Le monolinguisme de l'autre est un livre de Jacques Derrida, philosophe un peu oublié en France mais qui fut, outre-Atlantique, un durable maître à penser, chef de file de la French Theory, et est resté dans la péninsule ibérique, aussi bien en Espagne qu'en Catalogne un auteur respecté et fréquemment cité.

En 1996, il a publié Le monolinguisme de l'autre qui doit beaucoup au fin poète antillais Edouard Glissant. Pour le futur professeur de philosophie à l'École Normale Supérieure, saint des saints hexagonal, pour l'enfant né en Algérie, pour l'homme vieillissant, malade, qui ne voulait laisser de trace que par son seul apport à la langue française, cette dernière est «l'infigurable langue de l'autre.»

«Me duele España» (j'ai mal à l'Espagne) disait Miguel de Unamuno dont il a déjà été question dans ce blog. Jacques Derrida avait mal, non pas à la France, mais au français, dans sa dimension de langue de pouvoir et de domination, dont paradoxalement il fut un incontestable artisan sinon artificier.

Depuis quelques semaines j'ai mal à deux langues qui me sont proches et qui ont contribué à faire l'homme que je suis. Bien sûr, on m'accusera de parti-pris. Et pourtant... Je parle catalan et je parle espagnol. Quand je parle catalan, la diversité de mes origines, de mes lectures et de mes rencontres s'exprime et imprime sa trace. À Barcelone, on me croit minorquin, à Mahon Barcelonais. Ce manteau d'Arlequin est signe d'humanité. Quand je parle castillan, la forme se sent bien d'avantage, je parle l'espagnol de l'école et ne puis m'empêcher de sortir mon crayon rouge. Je pourrais, si le temps m'était donné -mais s'il m'était donné, je l'emploierais à autre chose-, m'amuser à dresser aisément une liste des impropriétés des discours et des entrevues de Mariano Rajoy qui fait de l'espagnol le ciment de l'unité de son pays, lui qui le parle si mal.
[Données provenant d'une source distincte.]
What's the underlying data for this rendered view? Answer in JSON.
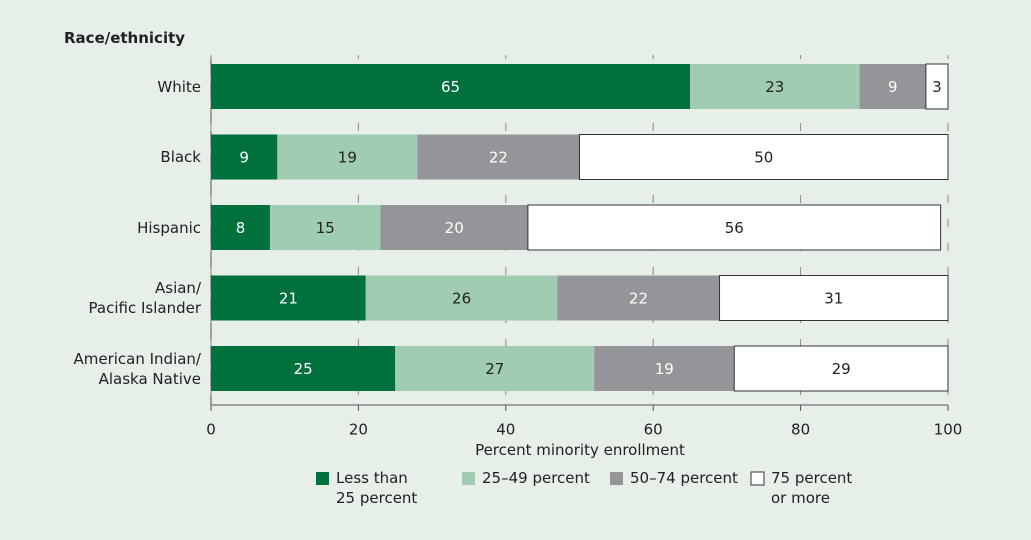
{
  "chart_data": {
    "type": "stacked-bar-horizontal",
    "y_axis_title": "Race/ethnicity",
    "x_axis_title": "Percent minority enrollment",
    "categories": [
      "White",
      "Black",
      "Hispanic",
      "Asian/\nPacific Islander",
      "American Indian/\nAlaska Native"
    ],
    "series": [
      {
        "name": "Less than\n25 percent",
        "color": "#00703c",
        "values": [
          65,
          9,
          8,
          21,
          25
        ]
      },
      {
        "name": "25–49 percent",
        "color": "#a0ccb2",
        "values": [
          23,
          19,
          15,
          26,
          27
        ]
      },
      {
        "name": "50–74 percent",
        "color": "#939598",
        "values": [
          9,
          22,
          20,
          22,
          19
        ]
      },
      {
        "name": "75 percent\nor more",
        "color": "#ffffff",
        "values": [
          3,
          50,
          56,
          31,
          29
        ]
      }
    ],
    "xlim": [
      0,
      100
    ],
    "xticks": [
      0,
      20,
      40,
      60,
      80,
      100
    ]
  }
}
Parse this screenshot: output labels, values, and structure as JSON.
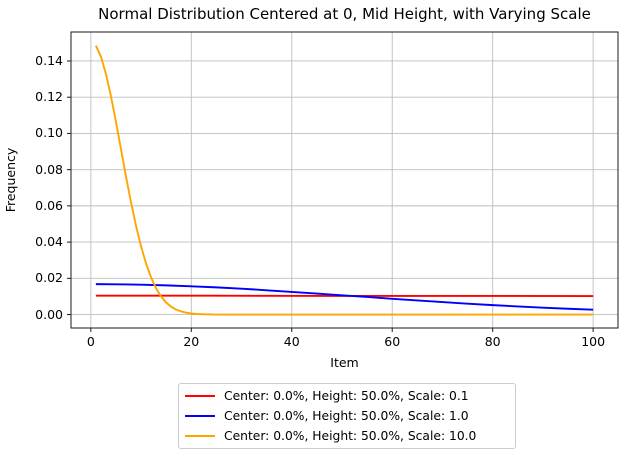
{
  "chart_data": {
    "type": "line",
    "title": "Normal Distribution Centered at 0, Mid Height, with Varying Scale",
    "xlabel": "Item",
    "ylabel": "Frequency",
    "xlim": [
      -3.95,
      104.95
    ],
    "ylim": [
      -0.00743,
      0.156
    ],
    "grid": true,
    "legend_position": "below",
    "x_ticks": [
      0,
      20,
      40,
      60,
      80,
      100
    ],
    "x_tick_labels": [
      "0",
      "20",
      "40",
      "60",
      "80",
      "100"
    ],
    "y_ticks": [
      0.0,
      0.02,
      0.04,
      0.06,
      0.08,
      0.1,
      0.12,
      0.14
    ],
    "y_tick_labels": [
      "0.00",
      "0.02",
      "0.04",
      "0.06",
      "0.08",
      "0.10",
      "0.12",
      "0.14"
    ],
    "series": [
      {
        "name": "Center: 0.0%, Height: 50.0%, Scale: 0.1",
        "color": "#ff0000",
        "x": [
          1,
          25,
          50,
          75,
          100
        ],
        "y": [
          0.0104,
          0.0104,
          0.0103,
          0.0103,
          0.0102
        ]
      },
      {
        "name": "Center: 0.0%, Height: 50.0%, Scale: 1.0",
        "color": "#0000ff",
        "x": [
          1,
          5,
          10,
          15,
          20,
          25,
          30,
          35,
          40,
          45,
          50,
          55,
          60,
          65,
          70,
          75,
          80,
          85,
          90,
          95,
          100
        ],
        "y": [
          0.0168,
          0.0167,
          0.0165,
          0.0161,
          0.0156,
          0.015,
          0.0143,
          0.0134,
          0.0125,
          0.0116,
          0.0106,
          0.0097,
          0.0087,
          0.0078,
          0.0069,
          0.006,
          0.0052,
          0.0045,
          0.0038,
          0.0032,
          0.0027
        ]
      },
      {
        "name": "Center: 0.0%, Height: 50.0%, Scale: 10.0",
        "color": "#ffa500",
        "x": [
          1,
          2,
          3,
          4,
          5,
          6,
          7,
          8,
          9,
          10,
          11,
          12,
          13,
          14,
          15,
          16,
          17,
          18,
          19,
          20,
          21,
          22,
          23,
          25,
          30,
          40,
          60,
          80,
          100
        ],
        "y": [
          0.1485,
          0.1425,
          0.1329,
          0.1206,
          0.1064,
          0.0913,
          0.0762,
          0.0619,
          0.0489,
          0.0376,
          0.0281,
          0.0204,
          0.0144,
          0.0099,
          0.0066,
          0.0043,
          0.0027,
          0.0017,
          0.001,
          0.0006,
          0.0003,
          0.0002,
          0.0001,
          0.0,
          0.0,
          0.0,
          0.0,
          0.0,
          0.0
        ]
      }
    ]
  },
  "style": {
    "grid_color": "#bdbdbd",
    "frame_color": "#1a1a1a",
    "line_width": 1.9
  }
}
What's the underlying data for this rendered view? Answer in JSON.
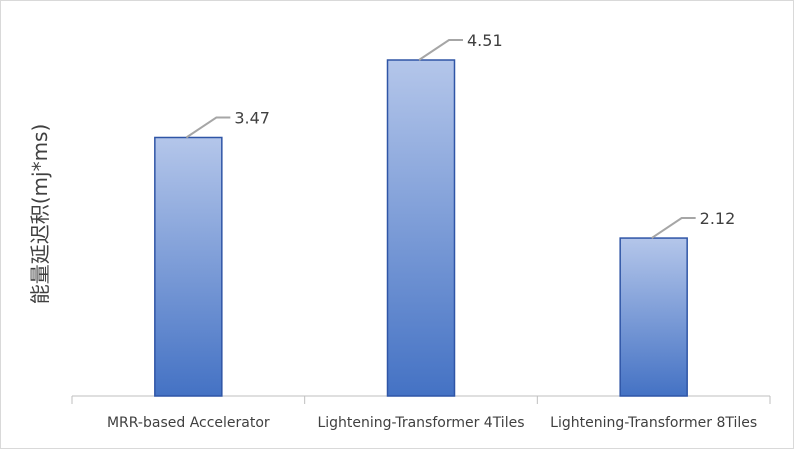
{
  "chart_data": {
    "type": "bar",
    "title": "",
    "xlabel": "",
    "ylabel": "能量延迟积(mj*ms)",
    "categories": [
      "MRR-based Accelerator",
      "Lightening-Transformer 4Tiles",
      "Lightening-Transformer 8Tiles"
    ],
    "values": [
      3.47,
      4.51,
      2.12
    ],
    "data_labels": [
      "3.47",
      "4.51",
      "2.12"
    ],
    "ylim": [
      0,
      5
    ],
    "grid": false,
    "legend": "none",
    "colors": {
      "bar_top": "#b4c6ea",
      "bar_bottom": "#4472c4",
      "bar_border": "#2f55a6",
      "leader_line": "#a6a6a6",
      "axis": "#bfbfbf",
      "text": "#404040"
    }
  }
}
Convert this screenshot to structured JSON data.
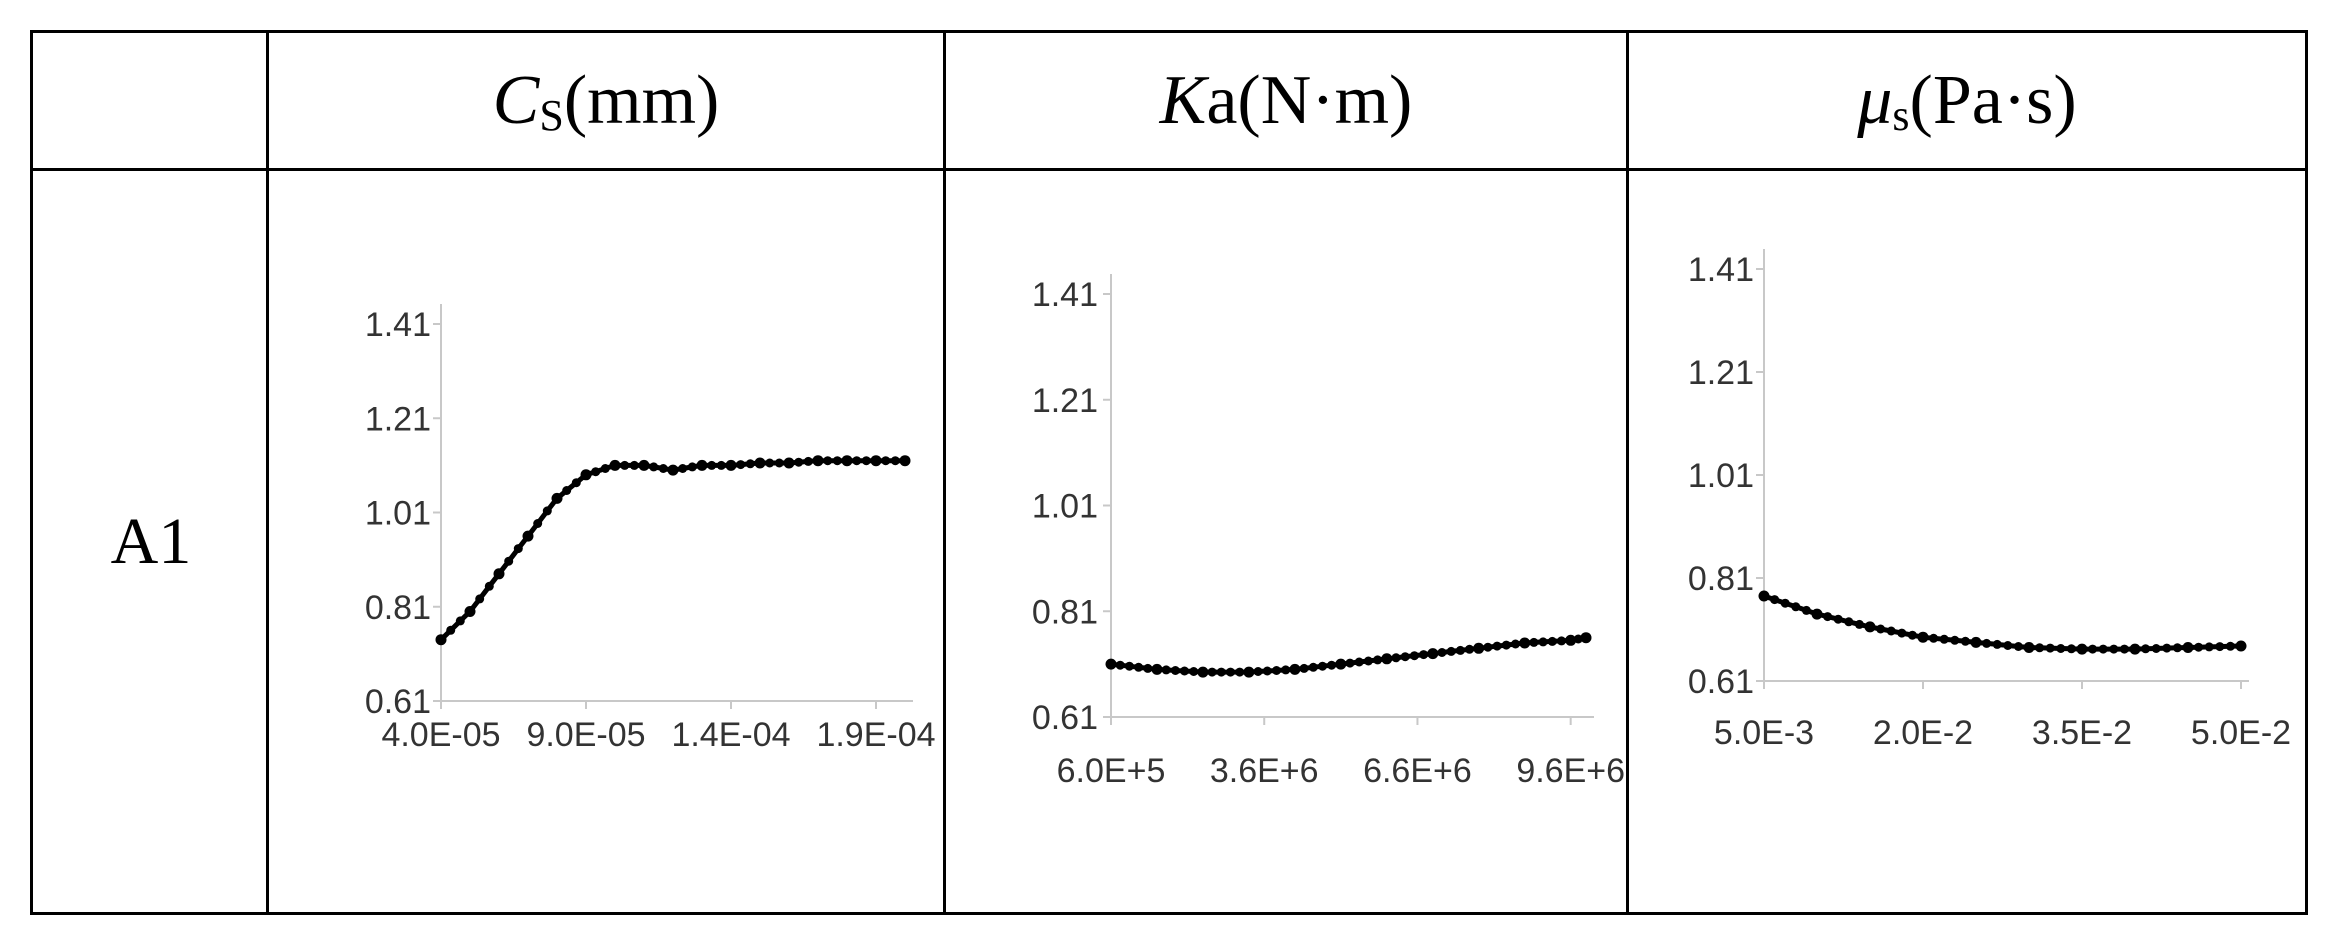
{
  "table": {
    "header_cells": [
      {
        "var": "C",
        "sub": "S",
        "unit": "(mm)"
      },
      {
        "var": "K",
        "sub": "",
        "unit": "a(N·m)"
      },
      {
        "var": "μ",
        "sub": "s",
        "unit": "(Pa·s)"
      }
    ],
    "row_label": "A1"
  },
  "chart_data": [
    {
      "type": "line",
      "title": "",
      "xlabel": "",
      "ylabel": "",
      "xlim": [
        4e-05,
        0.0002
      ],
      "ylim": [
        0.61,
        1.41
      ],
      "yticks": [
        0.61,
        0.81,
        1.01,
        1.21,
        1.41
      ],
      "ytick_labels": [
        "0.61",
        "0.81",
        "1.01",
        "1.21",
        "1.41"
      ],
      "xticks": [
        4e-05,
        9e-05,
        0.00014,
        0.00019
      ],
      "xtick_labels": [
        "4.0E-05",
        "9.0E-05",
        "1.4E-04",
        "1.9E-04"
      ],
      "grid": false,
      "marker": "dot",
      "color": "#000000",
      "series": [
        {
          "x": [
            4e-05,
            5e-05,
            6e-05,
            7e-05,
            8e-05,
            9e-05,
            0.0001,
            0.00011,
            0.00012,
            0.00013,
            0.00014,
            0.00015,
            0.00016,
            0.00017,
            0.00018,
            0.00019,
            0.0002
          ],
          "values": [
            0.74,
            0.8,
            0.88,
            0.96,
            1.04,
            1.09,
            1.11,
            1.11,
            1.1,
            1.11,
            1.11,
            1.115,
            1.115,
            1.12,
            1.12,
            1.12,
            1.12
          ]
        }
      ]
    },
    {
      "type": "line",
      "title": "",
      "xlabel": "",
      "ylabel": "",
      "xlim": [
        600000,
        9900000
      ],
      "ylim": [
        0.61,
        1.41
      ],
      "yticks": [
        0.61,
        0.81,
        1.01,
        1.21,
        1.41
      ],
      "ytick_labels": [
        "0.61",
        "0.81",
        "1.01",
        "1.21",
        "1.41"
      ],
      "xticks": [
        600000,
        3600000,
        6600000,
        9600000
      ],
      "xtick_labels": [
        "6.0E+5",
        "3.6E+6",
        "6.6E+6",
        "9.6E+6"
      ],
      "grid": false,
      "marker": "dot",
      "color": "#000000",
      "series": [
        {
          "x": [
            600000,
            1500000,
            2400000,
            3300000,
            4200000,
            5100000,
            6000000,
            6900000,
            7800000,
            8700000,
            9600000,
            9900000
          ],
          "values": [
            0.71,
            0.7,
            0.695,
            0.695,
            0.7,
            0.71,
            0.72,
            0.73,
            0.74,
            0.75,
            0.755,
            0.76
          ]
        }
      ]
    },
    {
      "type": "line",
      "title": "",
      "xlabel": "",
      "ylabel": "",
      "xlim": [
        0.005,
        0.05
      ],
      "ylim": [
        0.61,
        1.41
      ],
      "yticks": [
        0.61,
        0.81,
        1.01,
        1.21,
        1.41
      ],
      "ytick_labels": [
        "0.61",
        "0.81",
        "1.01",
        "1.21",
        "1.41"
      ],
      "xticks": [
        0.005,
        0.02,
        0.035,
        0.05
      ],
      "xtick_labels": [
        "5.0E-3",
        "2.0E-2",
        "3.5E-2",
        "5.0E-2"
      ],
      "grid": false,
      "marker": "dot",
      "color": "#000000",
      "series": [
        {
          "x": [
            0.005,
            0.01,
            0.015,
            0.02,
            0.025,
            0.03,
            0.035,
            0.04,
            0.045,
            0.05
          ],
          "values": [
            0.775,
            0.74,
            0.715,
            0.695,
            0.685,
            0.675,
            0.672,
            0.672,
            0.675,
            0.678
          ]
        }
      ]
    }
  ]
}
Arrivé à ce point de lecture -si d'aventure vous n'avez pas fui-, vous vous demandez où diantre je veux en venir. «Mareja la perdiu» (il étourdit la perdrix), «il noie le poisson», pourriez-vous dire narquoisement.

Je veux tout simplement opposer à l'imposition d'un monolinguisme triomphant ne laissant aux langues des  communautés qu'une place étroite au sein d'une diglossie réductrice, la pratique résolument plurilingue, n'en déplaise aux médias espagnols ET français, qui a fait de la pédagogie de la langue une langue de la pédagogie pour éduquer à la citoyenneté.

Ce n'est pas neuf. Francesc Ferrer i Guàrdia avait mis la langue au cœur de sa pédagogie novatrice. Il fut fusillé en 1909 pour sa participation (sic) aux événements de la Semaine Tragique. L'autre jour, avec mes amis professeur(e)s de catalan, je suis passé devant la rue qui lui est dédiée à Perpignan. J'y ai lu «Francisco Ferrer». Décidément le monolinguisme est une tentation tenace.